Van de voorzitter: #WeToo

Alvast een vette disclaimer: ja, ik probeer de aandacht te trekken met deze ietwat provocatieve kop, maar wat ik wil bespreken is klein bier bij het leed dat sommige slachtoffers in de #MeToo discussie is aangedaan. Maar heb ik uw aandacht? Mooi.

Ik heb me deze week gewaagd aan een stukje kansrekening (of beter gezegd: kans-schatting). NOS.nl meldt: “één op de acht sporters ervaart seksuele intimidatie” (link). Laten we grofweg de helft van de Nederlanders als sporter beschouwen, dan zitten er 8,5 miljoen knikkers in een vrij ruim bemeten kom. Wat is de kans dat als je daar zo’n 500 knikkers (ODO-ers en oud-ODO-ers) uit trekt (zonder terugleggen!) waarbij er 0 knikkers ervaring hebben met seksuele intimidatie?

Ik denk minder dan 0,0001. Online kon ik heel snel geen goede tool vinden om het precies uit te rekenen en op mijn wiskunde boeken zit een te dikke laag stof. Maar ik houd me aanbevolen voor een academisch antwoord.

Maar laat ik het overschatten, en er nog maar een kans van 50% is dat er niemand rond onze vereniging te maken heeft gehad met seksuele intimidatie, dan nog is er reden genoeg om het er hier over hebben. Voldoende reden voor #WeToo; deze discussie gaat ook over ons.

En waar we het dan als eerste over moeten hebben is hoe we ons als vereniging willen dat we ons gedragen. We gedragen ons vrij vaak op de gewenste manier, maar als we maar enigszins vermoeden dat beoogd gedrag leidt tot ongewenste situaties: doe het niet. Ook al is er ook kans dat het met een vette knipoog wordt ontvangen.

We zetten in de ODO Gedragscode volgens mij vrij precies uiteen hoe we bij ODO willen hoe we met elkaar omgaan. Hierin staat onder andere dat “Als ODO (jeugd)lid, vrijwilliger, supporter of ouder van een jeugdlid geef ik de ander geen ongewenste seksueel getinte aandacht. [Ik] stel [..] geen ongepaste vragen en maak geen ongewenste opmerkingen over iemands uiterlijk, persoonlijk leven of seksuele voorkeur.”

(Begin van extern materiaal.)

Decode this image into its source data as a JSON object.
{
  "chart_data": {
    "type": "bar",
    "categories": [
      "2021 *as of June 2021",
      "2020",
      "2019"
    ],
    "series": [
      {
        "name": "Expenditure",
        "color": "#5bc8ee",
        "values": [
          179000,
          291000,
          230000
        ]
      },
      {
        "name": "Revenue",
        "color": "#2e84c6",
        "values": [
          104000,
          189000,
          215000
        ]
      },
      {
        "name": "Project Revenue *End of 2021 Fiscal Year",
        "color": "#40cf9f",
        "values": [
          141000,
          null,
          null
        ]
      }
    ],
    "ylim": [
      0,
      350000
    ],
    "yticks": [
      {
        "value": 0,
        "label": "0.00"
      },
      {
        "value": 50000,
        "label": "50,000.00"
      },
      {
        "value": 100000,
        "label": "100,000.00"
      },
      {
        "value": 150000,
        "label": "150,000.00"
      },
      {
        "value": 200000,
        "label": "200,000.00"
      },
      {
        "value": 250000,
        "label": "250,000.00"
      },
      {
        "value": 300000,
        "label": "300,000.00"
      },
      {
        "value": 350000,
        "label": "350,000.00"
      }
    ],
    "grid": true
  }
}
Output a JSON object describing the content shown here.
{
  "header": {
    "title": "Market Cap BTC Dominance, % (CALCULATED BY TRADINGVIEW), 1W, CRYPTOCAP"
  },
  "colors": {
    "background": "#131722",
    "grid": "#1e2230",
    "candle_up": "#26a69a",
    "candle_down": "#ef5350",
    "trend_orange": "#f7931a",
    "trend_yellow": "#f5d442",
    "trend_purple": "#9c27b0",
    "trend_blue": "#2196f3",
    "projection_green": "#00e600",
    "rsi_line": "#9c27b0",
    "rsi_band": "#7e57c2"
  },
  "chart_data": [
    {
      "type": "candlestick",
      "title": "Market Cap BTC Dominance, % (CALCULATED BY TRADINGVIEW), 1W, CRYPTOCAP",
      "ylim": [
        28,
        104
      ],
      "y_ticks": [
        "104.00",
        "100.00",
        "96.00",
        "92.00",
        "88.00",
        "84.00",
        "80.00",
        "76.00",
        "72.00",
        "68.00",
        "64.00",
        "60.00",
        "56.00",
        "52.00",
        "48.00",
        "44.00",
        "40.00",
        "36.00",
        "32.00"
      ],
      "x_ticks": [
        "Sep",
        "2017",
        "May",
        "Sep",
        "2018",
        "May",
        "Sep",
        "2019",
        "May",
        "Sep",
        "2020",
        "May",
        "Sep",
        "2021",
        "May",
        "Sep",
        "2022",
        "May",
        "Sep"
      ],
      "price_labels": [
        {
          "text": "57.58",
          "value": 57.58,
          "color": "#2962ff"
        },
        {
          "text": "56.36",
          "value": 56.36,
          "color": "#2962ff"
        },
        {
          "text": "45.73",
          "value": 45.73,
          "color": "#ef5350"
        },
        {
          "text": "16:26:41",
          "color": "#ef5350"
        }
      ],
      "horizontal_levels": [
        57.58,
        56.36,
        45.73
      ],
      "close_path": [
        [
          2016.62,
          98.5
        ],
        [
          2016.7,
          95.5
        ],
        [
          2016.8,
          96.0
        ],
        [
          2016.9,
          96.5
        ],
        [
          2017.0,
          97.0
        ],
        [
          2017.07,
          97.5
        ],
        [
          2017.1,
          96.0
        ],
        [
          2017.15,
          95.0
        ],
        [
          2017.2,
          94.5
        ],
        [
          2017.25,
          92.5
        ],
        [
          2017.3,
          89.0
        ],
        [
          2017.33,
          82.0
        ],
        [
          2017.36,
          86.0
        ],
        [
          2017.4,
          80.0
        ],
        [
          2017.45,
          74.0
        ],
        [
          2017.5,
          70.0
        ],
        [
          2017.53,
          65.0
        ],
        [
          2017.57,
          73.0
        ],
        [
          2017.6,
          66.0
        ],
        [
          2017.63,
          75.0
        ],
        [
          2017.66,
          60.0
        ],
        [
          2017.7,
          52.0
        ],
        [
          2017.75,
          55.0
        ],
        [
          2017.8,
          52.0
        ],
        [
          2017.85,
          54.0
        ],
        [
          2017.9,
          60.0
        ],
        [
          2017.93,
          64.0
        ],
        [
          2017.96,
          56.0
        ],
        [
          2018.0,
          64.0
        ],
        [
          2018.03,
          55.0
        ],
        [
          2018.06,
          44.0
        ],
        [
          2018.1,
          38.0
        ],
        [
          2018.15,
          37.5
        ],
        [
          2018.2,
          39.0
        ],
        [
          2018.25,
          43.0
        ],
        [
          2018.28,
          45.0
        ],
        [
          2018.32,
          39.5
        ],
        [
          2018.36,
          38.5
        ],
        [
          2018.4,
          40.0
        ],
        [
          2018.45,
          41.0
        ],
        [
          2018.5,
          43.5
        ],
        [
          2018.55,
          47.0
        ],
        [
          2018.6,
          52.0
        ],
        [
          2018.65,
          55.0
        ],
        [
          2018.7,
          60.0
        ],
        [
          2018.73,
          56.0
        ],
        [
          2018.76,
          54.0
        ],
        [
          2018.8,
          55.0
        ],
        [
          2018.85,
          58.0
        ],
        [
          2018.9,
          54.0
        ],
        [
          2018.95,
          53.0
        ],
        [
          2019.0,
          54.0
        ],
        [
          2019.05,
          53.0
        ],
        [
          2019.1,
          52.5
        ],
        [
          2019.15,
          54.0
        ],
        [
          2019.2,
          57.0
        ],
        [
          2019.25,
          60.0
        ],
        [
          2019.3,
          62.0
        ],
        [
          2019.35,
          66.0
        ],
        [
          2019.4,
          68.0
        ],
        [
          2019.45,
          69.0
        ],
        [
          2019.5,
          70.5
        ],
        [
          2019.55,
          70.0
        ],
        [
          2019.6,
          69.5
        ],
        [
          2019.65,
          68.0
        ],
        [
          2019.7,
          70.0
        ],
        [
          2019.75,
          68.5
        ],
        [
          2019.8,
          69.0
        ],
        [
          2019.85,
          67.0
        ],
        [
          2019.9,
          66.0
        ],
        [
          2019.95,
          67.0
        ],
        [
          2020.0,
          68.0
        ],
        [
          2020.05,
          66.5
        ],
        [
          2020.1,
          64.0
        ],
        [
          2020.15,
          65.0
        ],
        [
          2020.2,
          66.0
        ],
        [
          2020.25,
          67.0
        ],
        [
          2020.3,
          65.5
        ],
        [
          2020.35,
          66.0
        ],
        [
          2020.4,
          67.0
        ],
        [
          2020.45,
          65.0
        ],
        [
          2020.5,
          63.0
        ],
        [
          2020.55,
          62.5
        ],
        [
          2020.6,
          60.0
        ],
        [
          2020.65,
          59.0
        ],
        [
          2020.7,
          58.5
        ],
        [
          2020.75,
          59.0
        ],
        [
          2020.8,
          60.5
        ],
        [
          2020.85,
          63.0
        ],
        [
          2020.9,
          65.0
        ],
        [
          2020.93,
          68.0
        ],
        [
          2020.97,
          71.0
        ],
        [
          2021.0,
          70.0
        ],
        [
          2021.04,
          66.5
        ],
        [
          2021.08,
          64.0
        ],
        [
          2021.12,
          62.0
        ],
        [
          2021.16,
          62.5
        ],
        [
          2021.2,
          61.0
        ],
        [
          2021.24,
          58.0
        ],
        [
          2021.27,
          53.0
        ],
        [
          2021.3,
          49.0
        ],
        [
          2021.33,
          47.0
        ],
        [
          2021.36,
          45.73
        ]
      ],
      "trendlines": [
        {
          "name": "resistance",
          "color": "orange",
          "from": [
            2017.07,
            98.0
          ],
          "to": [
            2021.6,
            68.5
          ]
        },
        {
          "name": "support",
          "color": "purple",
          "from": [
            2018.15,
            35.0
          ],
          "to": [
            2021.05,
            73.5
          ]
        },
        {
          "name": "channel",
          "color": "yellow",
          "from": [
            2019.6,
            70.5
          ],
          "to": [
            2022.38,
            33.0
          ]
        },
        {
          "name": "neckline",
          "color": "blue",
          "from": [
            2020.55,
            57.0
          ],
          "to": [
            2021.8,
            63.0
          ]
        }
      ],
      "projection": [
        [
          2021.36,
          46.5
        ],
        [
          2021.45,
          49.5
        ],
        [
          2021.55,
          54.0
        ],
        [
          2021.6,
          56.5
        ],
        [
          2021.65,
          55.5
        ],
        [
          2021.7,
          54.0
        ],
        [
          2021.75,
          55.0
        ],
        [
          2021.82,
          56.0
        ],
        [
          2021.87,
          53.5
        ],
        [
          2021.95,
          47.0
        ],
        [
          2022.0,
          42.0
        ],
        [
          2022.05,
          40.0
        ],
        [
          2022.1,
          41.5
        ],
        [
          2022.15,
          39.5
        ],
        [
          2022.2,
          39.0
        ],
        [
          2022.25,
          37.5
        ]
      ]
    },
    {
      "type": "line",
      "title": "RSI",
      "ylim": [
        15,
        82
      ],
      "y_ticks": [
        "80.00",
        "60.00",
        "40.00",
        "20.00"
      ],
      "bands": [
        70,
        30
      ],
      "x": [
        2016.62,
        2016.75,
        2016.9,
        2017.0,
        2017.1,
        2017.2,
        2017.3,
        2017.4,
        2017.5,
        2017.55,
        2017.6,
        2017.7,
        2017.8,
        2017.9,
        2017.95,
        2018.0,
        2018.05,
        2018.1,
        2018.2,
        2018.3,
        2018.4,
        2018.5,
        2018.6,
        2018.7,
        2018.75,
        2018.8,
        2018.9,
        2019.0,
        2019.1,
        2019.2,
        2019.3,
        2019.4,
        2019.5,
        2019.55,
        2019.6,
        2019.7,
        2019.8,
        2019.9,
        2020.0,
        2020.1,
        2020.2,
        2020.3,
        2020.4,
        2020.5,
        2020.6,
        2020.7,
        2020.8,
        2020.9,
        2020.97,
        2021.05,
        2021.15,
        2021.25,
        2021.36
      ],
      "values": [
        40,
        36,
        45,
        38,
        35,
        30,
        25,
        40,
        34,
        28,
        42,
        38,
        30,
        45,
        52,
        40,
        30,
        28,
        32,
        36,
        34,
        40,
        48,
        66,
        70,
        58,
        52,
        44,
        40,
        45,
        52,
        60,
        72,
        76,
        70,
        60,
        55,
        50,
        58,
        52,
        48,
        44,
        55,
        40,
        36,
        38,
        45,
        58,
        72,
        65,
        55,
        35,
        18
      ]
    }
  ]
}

Echter, dit is een dode letter als we elkaar niet aanspreken als gedrag de verkeerde kant op dreigt te gaan. Mocht er ondanks alles toch een situatie zijn die over de grens gaat hebben we bij ODO de vertrouwenspersonen Karin den Heeten en Simon Hanemaaijer. En indachtig de aanbevelingen van de commissie De Vries adviseren wij krachtig ook situaties bij hen te melden waarbij het misschien niet direct 100% duidelijk is of zij de perken te buiten gaan. Onze vertrouwenspersonen zoeken dan uit wat er precies aan de hand is. Het wel bespreken in plaats van niet is absoluut van meerwaarde voor onze vereniging: ook al concluderen we tenslotte dat het gerapporteerde gedrag wel door de beugel kon, het houdt ons scherp en verruimt onze context.

De vertrouwenspersonen verwerken meldingen conform de richtlijnen van het NOC/NSF en rapporteren geanonimiseerd bij het bestuur. Vanuit daar kunnen wij algemene maatregelen nemen zonder de precieze casus te kennen. Daarnaast hebben wij een aantal jaren geleden er voor gekozen een VOG (verklaring omtrent gedrag) verplicht te stellen voor coaches, trainers en bestuurders. NOC/NSF adviseert deze verplichting met klem, het biedt ons als bestuurders enige juridische armslag, het houdt veroordeelden buiten de deur, maar een VOG blijft een  momentopname dat ons geen garanties geeft. Dus nogmaals, een vroegtijdige melding aan de vertrouwenspersonen van wat dan ook is datgene wat ons als vereniging echt verder brengt.